Practice: Median of Two Sorted Arrays

Problem: https://leetcode.com/problems/median-of-two-sorted-arrays/

Recognition reminder: two already-sorted arrays and a required O(log(m + n)). The merge-then-pick-the-middle idea is O(m + n) and misses the point. The binary-search idea is to find where to cut the two arrays into a left half and a right half of the correct sizes, without merging. This is the hardest problem of the week; budget real time for it.

Before you start (the five-beat rhythm)

  1. Your Pattern Card for this week is already written.
  2. Name the pattern aloud and write your approach as a plain-English comment before any code.
  3. Struggle floor: 25 minutes unaided. No hints, no AI, no Discuss tab.
  4. If stuck past the floor, ask the tutor for a hint. Six rungs, one per ask.
  5. Debrief in your commit message before moving to the next problem.

Your target

Fill these in yourself before you look at anyone else’s solution:

Target time complexity:  ____
Target space complexity: ____

The target is O(log(min(m, n))), which beats the required O(log(m + n)); binary search the smaller array so the search range is as short as possible. The idea to find is that you are searching for a place to cut, not for a value: a cut in the smaller array fixes a cut in the larger one by arithmetic, and your job is to define what makes a pair of cuts “correct” and search for it. As a Python tool, float('inf') and float('-inf') are the natural values to stand in just past the ends of an array so your boundary comparisons work without special-casing the edges.

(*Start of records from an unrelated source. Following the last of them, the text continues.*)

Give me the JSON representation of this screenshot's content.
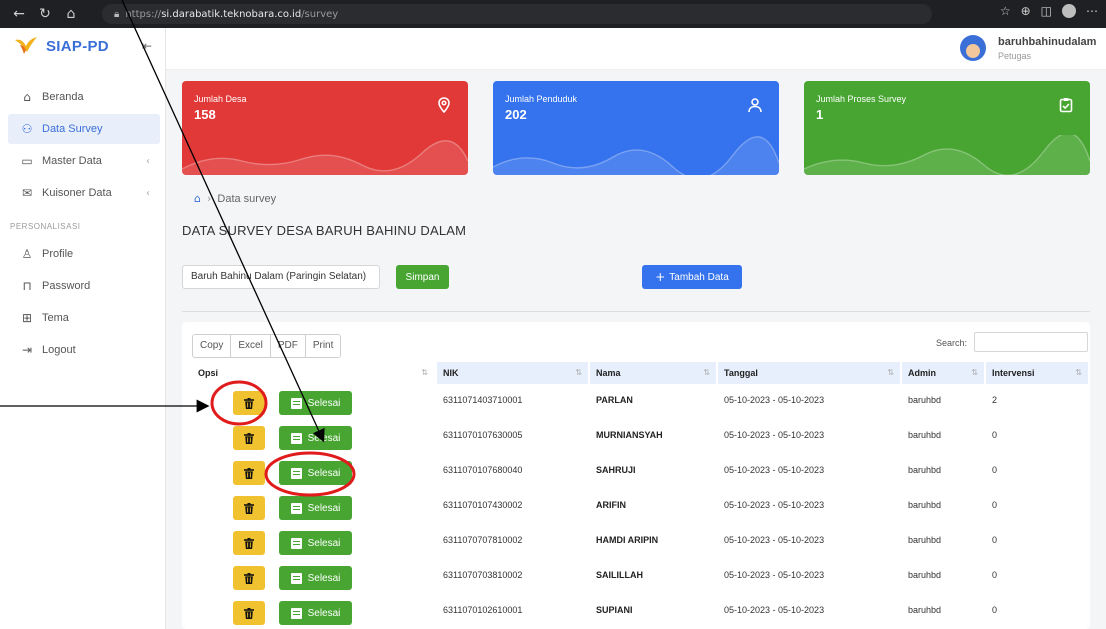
{
  "browser": {
    "url_prefix": "https://",
    "url_host": "si.darabatik.teknobara.co.id",
    "url_path": "/survey",
    "nav_icons": [
      "back-arrow-icon",
      "refresh-icon",
      "home-icon"
    ]
  },
  "app": {
    "name": "SIAP-PD",
    "brand_color": "#3b6fd8"
  },
  "user": {
    "name": "baruhbahinudalam",
    "role": "Petugas"
  },
  "sidebar": {
    "items": [
      {
        "label": "Beranda",
        "icon": "home-icon",
        "glyph": "⌂",
        "active": false,
        "has_chevron": false
      },
      {
        "label": "Data Survey",
        "icon": "users-icon",
        "glyph": "👥",
        "active": true,
        "has_chevron": false
      },
      {
        "label": "Master Data",
        "icon": "folder-icon",
        "glyph": "▭",
        "active": false,
        "has_chevron": true
      },
      {
        "label": "Kuisoner Data",
        "icon": "mail-icon",
        "glyph": "✉",
        "active": false,
        "has_chevron": true
      }
    ],
    "section_label": "PERSONALISASI",
    "personal_items": [
      {
        "label": "Profile",
        "icon": "user-icon",
        "glyph": "⚇"
      },
      {
        "label": "Password",
        "icon": "lock-icon",
        "glyph": "🔒"
      },
      {
        "label": "Tema",
        "icon": "grid-icon",
        "glyph": "⊞"
      },
      {
        "label": "Logout",
        "icon": "logout-icon",
        "glyph": "⇥"
      }
    ]
  },
  "stats": [
    {
      "title": "Jumlah Desa",
      "value": "158",
      "icon": "map-pin-icon",
      "color": "#e13838"
    },
    {
      "title": "Jumlah Penduduk",
      "value": "202",
      "icon": "user-icon",
      "color": "#3572ed"
    },
    {
      "title": "Jumlah Proses Survey",
      "value": "1",
      "icon": "clipboard-check-icon",
      "color": "#48a532"
    }
  ],
  "breadcrumb": {
    "current": "Data survey"
  },
  "page_title": "DATA SURVEY DESA BARUH BAHINU DALAM",
  "village_select": {
    "value": "Baruh Bahinu Dalam (Paringin Selatan)"
  },
  "buttons": {
    "save": "Simpan",
    "add": "Tambah Data",
    "add_glyph": "+"
  },
  "table": {
    "export_buttons": [
      "Copy",
      "Excel",
      "PDF",
      "Print"
    ],
    "search_label": "Search:",
    "headers": [
      "Opsi",
      "NIK",
      "Nama",
      "Tanggal",
      "Admin",
      "Intervensi"
    ],
    "action_label": "Selesai",
    "rows": [
      {
        "nik": "6311071403710001",
        "nama": "PARLAN",
        "tanggal": "05-10-2023 - 05-10-2023",
        "admin": "baruhbd",
        "intervensi": "2"
      },
      {
        "nik": "6311070107630005",
        "nama": "MURNIANSYAH",
        "tanggal": "05-10-2023 - 05-10-2023",
        "admin": "baruhbd",
        "intervensi": "0"
      },
      {
        "nik": "6311070107680040",
        "nama": "SAHRUJI",
        "tanggal": "05-10-2023 - 05-10-2023",
        "admin": "baruhbd",
        "intervensi": "0"
      },
      {
        "nik": "6311070107430002",
        "nama": "ARIFIN",
        "tanggal": "05-10-2023 - 05-10-2023",
        "admin": "baruhbd",
        "intervensi": "0"
      },
      {
        "nik": "6311070707810002",
        "nama": "HAMDI ARIPIN",
        "tanggal": "05-10-2023 - 05-10-2023",
        "admin": "baruhbd",
        "intervensi": "0"
      },
      {
        "nik": "6311070703810002",
        "nama": "SAILILLAH",
        "tanggal": "05-10-2023 - 05-10-2023",
        "admin": "baruhbd",
        "intervensi": "0"
      },
      {
        "nik": "6311070102610001",
        "nama": "SUPIANI",
        "tanggal": "05-10-2023 - 05-10-2023",
        "admin": "baruhbd",
        "intervensi": "0"
      }
    ]
  },
  "colors": {
    "red": "#e13838",
    "blue": "#3572ed",
    "green": "#48a532",
    "yellow": "#f1c22f",
    "annotation_red": "#e01b1b"
  }
}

Handle the even-total and odd-total cases separately in your head before you code them.

Where your code goes

Write your solution in your own work repo (see getting-started.md), not in this folder. This folder ships only the problem spec and a provided-example test (tests/test_provided.py) so you can check the given cases locally before you submit to LeetCode’s judge. The judge is the oracle; the tutor will not confirm your answer by reading it.

Debrief (paste into your commit message)

1. What pattern did this turn out to be?
2. What was the trigger phrase or input shape that should have made me reach for it?
3. What was the time and space complexity, and what would dominate at scale?
4. What edge case would have broken my first attempt?
5. What would I do differently in three days when I see this cold?